Рядом с «Дождем» располагался дом под названием «Кая». В деревне было двадцать два дома, у этого дома стояло самое высокое дерево кая. Дом «Кая» славили такой песней?


Эта непутевая Гин-ян
Из дома «Кая»
Нянчит кучу мышат
От сыновьих внучат.

Когда О-Рин пришла в деревню, она еще застала старуху Гин. Неприкаянная, непутевая — такая про нее шла молва. Гин была недальнего ума. «Мышата» в песне — многочисленные ее правнуки. Детей в доме «Кая» рожали, будто мышат. Гин и сама рожала, и воспитывала внуков, и нянчила правнуков. И это в такой-то голодной деревне! Гин презирали: наплодила целую ораву похотливых детей и внуков. Похотливость и многодетность трех поколений дома «Кая» высмеивалась в песне.

Наступил июль. Все забегали, засуетились. Праздник Нараяма длился только один день, но это был единственный праздник, поэтому с приходом июля в деревне воцарялся праздничный дух. Вот и канун праздника. Тацухэй занят сверх головы. Домашние оживленны, каждый думает о своем, на Кэсакити надежды мало — он куда-то исчез, и Тацухэй целый день крутился один.
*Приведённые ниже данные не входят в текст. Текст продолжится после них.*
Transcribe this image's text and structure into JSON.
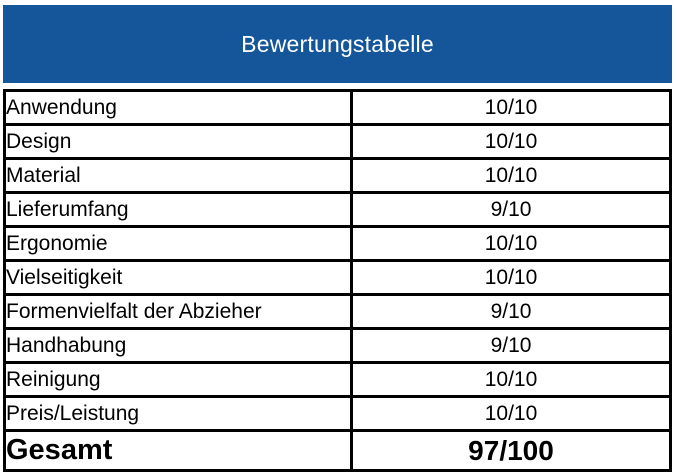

Когда он проходил мимо дома Дождя, то услышал песню — хозяин дома пел о чертовых зубах:


У бабушки О-Рин
В кладовке, в уголке,
Хранятся тридцать три
Чертовых клыка.

«Негодяй!» — подумал Тацухэй. Он впервые слышал эту песню. Кэсакити сочинил ее в прошлом году, но тогда она не дошла до ушей Тацухэя и бабушки О-Рин. Второй раз в нынешнем году упоминалась О-Рин.

Тацухэй тут же вошел в дом. Хозяин был в прихожей, и Тацухэй уселся перед ним прямо на земляном полу.

— А ну-ка пойдем к нам. Посчитаем, сколько зубов у бабушки О-Рин.

Дождь растерялся: обычно молчаливый Тацухэй о грозным видом глядит на него — быть беде.

— Что ты? Что ты! Я тут ни при чем. Эта ваш Кэсакити сочинил.

Так Тацухэй узнал, что песню сочинил его сын. Теперь он понял, почему Кэсакити упорно твердил, что у бабушки тридцать три зуба.